CannabisNews420.com – Cannabis/Marijuana Industry News
A new study found that a cannabinoid could disrupt brain formation in babies, but it doesn’t show that marijuana harms human babies.
The study, published last week in the Federation of American Societies for Experimental Biology Journal, tested a synthetic cannabinoid in pregnant rats. The researchers then sacrificed the pups to look at the young rats’ brains, where they discovered abnormal neural connections.
The researchers believed the synthetic cannabinoid, called WIN 55,212-2, reduced levels of neural cell adhesion molecules (NCAM), compounds responsible for forming healthy brains.
As soon as the study’s abstract became publicly available, the media sensationalized the findings. The Daily Mail ran a headline yesterday that read, “Pregnant women who use marijuana heavily to treat morning sickness affect part of the baby’s brain associated with memory.”
That same day, Newsweek ran a similar headline: “Pregnant women are using marijuana for morning sickness. Study on rats suggests this could affect baby’s brain.”
WIN 55,212-2 binds to cannabinoid receptors in the brain. THC, the intoxicating component in marijuana, also binds to these same receptors. And while researchers believe both WIN 55,212-2 and THC share some chemical properties, they are not the same compound. THC occurs naturally in the marijuana plant. WIN 55,212-2 does not; it is made in labs by humans.
Some studies suggest WIN 55,212-2 may generate a high like THC’s. The synthetic chemical is banned in the UK for this reason. To obtain more reliable (and honest) results, scientists could have performed the rat experiment with dronabinol, the lab-made version of THC.

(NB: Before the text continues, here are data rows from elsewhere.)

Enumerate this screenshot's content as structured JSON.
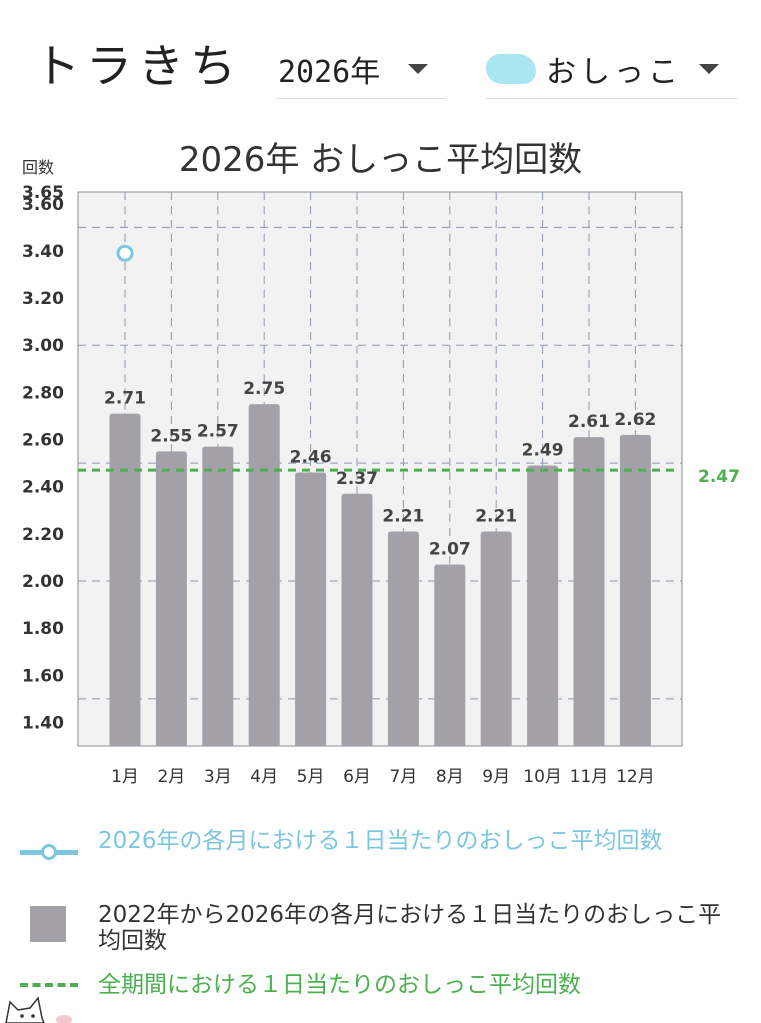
{
  "header": {
    "app_title": "トラきち",
    "year_select": "2026年",
    "category_select": "おしっこ"
  },
  "colors": {
    "bar": "#a3a1a7",
    "current_line": "#7cc6e0",
    "average_line": "#4caf50",
    "plot_bg": "#f2f2f2"
  },
  "chart_data": {
    "type": "bar",
    "title": "2026年 おしっこ平均回数",
    "ylabel": "回数",
    "ylim": [
      1.3,
      3.65
    ],
    "yticks": [
      "1.40",
      "1.60",
      "1.80",
      "2.00",
      "2.20",
      "2.40",
      "2.60",
      "2.80",
      "3.00",
      "3.20",
      "3.40",
      "3.60",
      "3.65"
    ],
    "categories": [
      "1月",
      "2月",
      "3月",
      "4月",
      "5月",
      "6月",
      "7月",
      "8月",
      "9月",
      "10月",
      "11月",
      "12月"
    ],
    "series": [
      {
        "legend_key": "bars",
        "values": [
          2.71,
          2.55,
          2.57,
          2.75,
          2.46,
          2.37,
          2.21,
          2.07,
          2.21,
          2.49,
          2.61,
          2.62
        ],
        "labels": [
          "2.71",
          "2.55",
          "2.57",
          "2.75",
          "2.46",
          "2.37",
          "2.21",
          "2.07",
          "2.21",
          "2.49",
          "2.61",
          "2.62"
        ]
      },
      {
        "legend_key": "current",
        "points": [
          {
            "x": "1月",
            "y": 3.39
          }
        ]
      }
    ],
    "average": {
      "value": 2.47,
      "label": "2.47"
    },
    "grid": true
  },
  "legend": {
    "current": "2026年の各月における１日当たりのおしっこ平均回数",
    "bars": "2022年から2026年の各月における１日当たりのおしっこ平均回数",
    "average": "全期間における１日当たりのおしっこ平均回数"
  }
}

Unlike THC, WIN 55,212-2 is not banned in the US, which is why researchers choose to work with the synthetic rather than THC. To perform experiments with THC, scientists must cut through a maze of red tape and receive special Schedule I licensing approval from the DEA. The DEA has traditionally been stingy about handing out these licenses.
While the FASEB study provides clues for marijuana’s effects on developing fetuses, it does not definitively link marijuana use to brain damage, despite what the headlines say.
However, a Colorado study published earlier this year did find a correlation between cannabis use in pregnant mothers and detrimental health effects in their infants.
Another study from Washington University in St. Louis concluded that cannabis use during pregnancy could increase a child’s chances of developing psychosis later in life.
Last year, a survey discovered that nearly 70 percent of Colorado’s dispensaries had recommended weed to pregnant moms as a treatment for morning sickness. A year before that, a California study found that 7 percent of California’s pregnant moms said they smoked weed while carrying to term.